By 1900 the company had moved from Lombard Street to 211-215 Blackfriars Road and in the 1920s began to face commercial decline. British products were going out of fashion internationally and the economic downturn, fallout from a global Depression, added further strain to the company’s declining profits. In 1933 the company could no longer afford London rents and left their premises in the Blackfriars Road, finally relocating to Lewes in 1939 just as Britain was on the cusp of a second world war.

The range of perfumes and toiletries the company produced was quite varied, not all as fragrant as their extremely popular rose and cherry blossom products, but the idea of slapping bear’s grease onto a bald and thinning scalp isn’t something that sounds particularly pleasant.
Bear’s Grease as a treatment for baldness has a long history. The Benedictine mystic and prolific letter writer, Hildegard of Bingen (1098-1179), recommended bear’s grease in her ‘Physica’ while a few hundred years later Nicholas Culpeper, famous English botanist and herbalist, wrote the following in his ‘Physician’s Library’ in 1653 – ‘Bears Grease staies (stops) the fallinge off of the hair.’

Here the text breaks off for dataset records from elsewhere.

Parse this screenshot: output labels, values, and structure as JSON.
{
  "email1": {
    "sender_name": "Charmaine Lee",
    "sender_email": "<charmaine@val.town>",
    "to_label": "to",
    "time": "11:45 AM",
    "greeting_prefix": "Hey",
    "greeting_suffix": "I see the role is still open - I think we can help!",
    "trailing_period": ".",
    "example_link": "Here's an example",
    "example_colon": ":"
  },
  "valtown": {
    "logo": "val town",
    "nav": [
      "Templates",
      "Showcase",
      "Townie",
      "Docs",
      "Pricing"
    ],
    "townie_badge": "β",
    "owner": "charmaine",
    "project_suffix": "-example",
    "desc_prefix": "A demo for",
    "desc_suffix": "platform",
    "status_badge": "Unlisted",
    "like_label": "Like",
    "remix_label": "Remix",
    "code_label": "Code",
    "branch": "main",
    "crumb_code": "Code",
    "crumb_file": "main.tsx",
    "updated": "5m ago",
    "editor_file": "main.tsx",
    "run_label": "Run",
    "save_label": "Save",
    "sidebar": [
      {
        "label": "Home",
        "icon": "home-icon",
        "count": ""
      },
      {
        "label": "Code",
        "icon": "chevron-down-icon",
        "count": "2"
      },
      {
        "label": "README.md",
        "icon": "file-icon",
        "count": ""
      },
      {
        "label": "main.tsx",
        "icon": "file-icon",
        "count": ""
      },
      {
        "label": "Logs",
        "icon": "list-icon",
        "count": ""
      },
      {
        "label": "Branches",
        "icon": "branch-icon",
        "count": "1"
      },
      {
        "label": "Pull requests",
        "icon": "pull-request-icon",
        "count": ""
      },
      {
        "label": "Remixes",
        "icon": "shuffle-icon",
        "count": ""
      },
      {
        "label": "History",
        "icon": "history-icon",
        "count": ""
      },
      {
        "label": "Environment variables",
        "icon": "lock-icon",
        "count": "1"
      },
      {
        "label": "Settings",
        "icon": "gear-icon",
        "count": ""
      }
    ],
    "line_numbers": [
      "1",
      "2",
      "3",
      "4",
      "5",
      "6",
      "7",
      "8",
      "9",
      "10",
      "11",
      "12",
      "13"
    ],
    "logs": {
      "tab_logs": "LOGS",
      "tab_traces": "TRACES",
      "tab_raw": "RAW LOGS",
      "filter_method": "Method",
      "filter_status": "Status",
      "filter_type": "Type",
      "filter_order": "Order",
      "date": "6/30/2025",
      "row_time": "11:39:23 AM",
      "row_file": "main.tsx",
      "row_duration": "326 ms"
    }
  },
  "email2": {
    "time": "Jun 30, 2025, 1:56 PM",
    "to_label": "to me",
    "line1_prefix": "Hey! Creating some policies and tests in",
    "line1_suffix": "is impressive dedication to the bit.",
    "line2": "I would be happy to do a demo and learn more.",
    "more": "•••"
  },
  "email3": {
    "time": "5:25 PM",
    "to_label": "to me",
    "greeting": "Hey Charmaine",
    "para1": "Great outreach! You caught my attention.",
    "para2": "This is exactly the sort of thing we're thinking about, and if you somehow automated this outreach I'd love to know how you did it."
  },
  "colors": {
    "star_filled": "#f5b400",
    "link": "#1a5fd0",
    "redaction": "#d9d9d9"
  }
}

A number of companies sold bear’s grease, which remained popular throughout the Victorian period until the first world war. Atkinsons (founded by James Atkinson at 44 Gerrard Street, Soho, London) marketed a similar product showing a chained bear on the lid of the pot, this supposedly symbolising the strength of the bear and therefore indicating the effectiveness of the product in facilitating the regrowth of hair for bald men.
Bear’s Grease was originally made from the fat of the brown bear mixed with beef marrow and a perfume to disguise what would have been a foul, heavy, meaty smell. Towards the end of the 19th century, unscrupulous manufacturers were breaching a probably non-existent advertising code and substituting pig, veal, suet, and lard as the massive demand for genuine bear’s fat was exceeding supply. I literally shudder to think how many of these unfortunate animals were killed to provide this product.

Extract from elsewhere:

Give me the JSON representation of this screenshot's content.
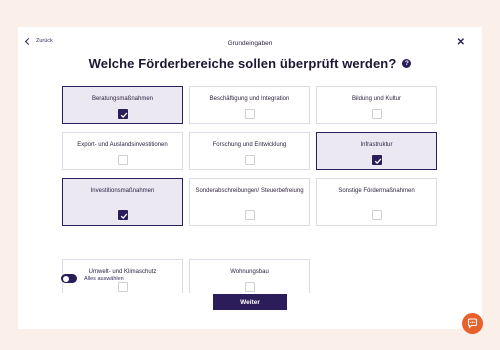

Companies also added lavender, thyme, rose essence or oil of bitter almonds as a perfume, after which a green dye would be added to improve the ‘fatty’ appearance of the grease mixture in the pot.
It wasn’t just British men who bought this product in their thousands. Across Europe people believed that grease from Russian bears was the best. The animal was big, furry, strong and virile, these characteristics therefore would transfer to anyone who used this substance. I can’t speak for anyone else but I’m grateful that this product has gone out of fashion although I’m fully aware that there are still parts of the world where myths about the magical curative properties of certain animals still persist, which means far too many beautiful creatures are still being hunted to extinction in order to appease our vanity. Guys, bald can be beautiful!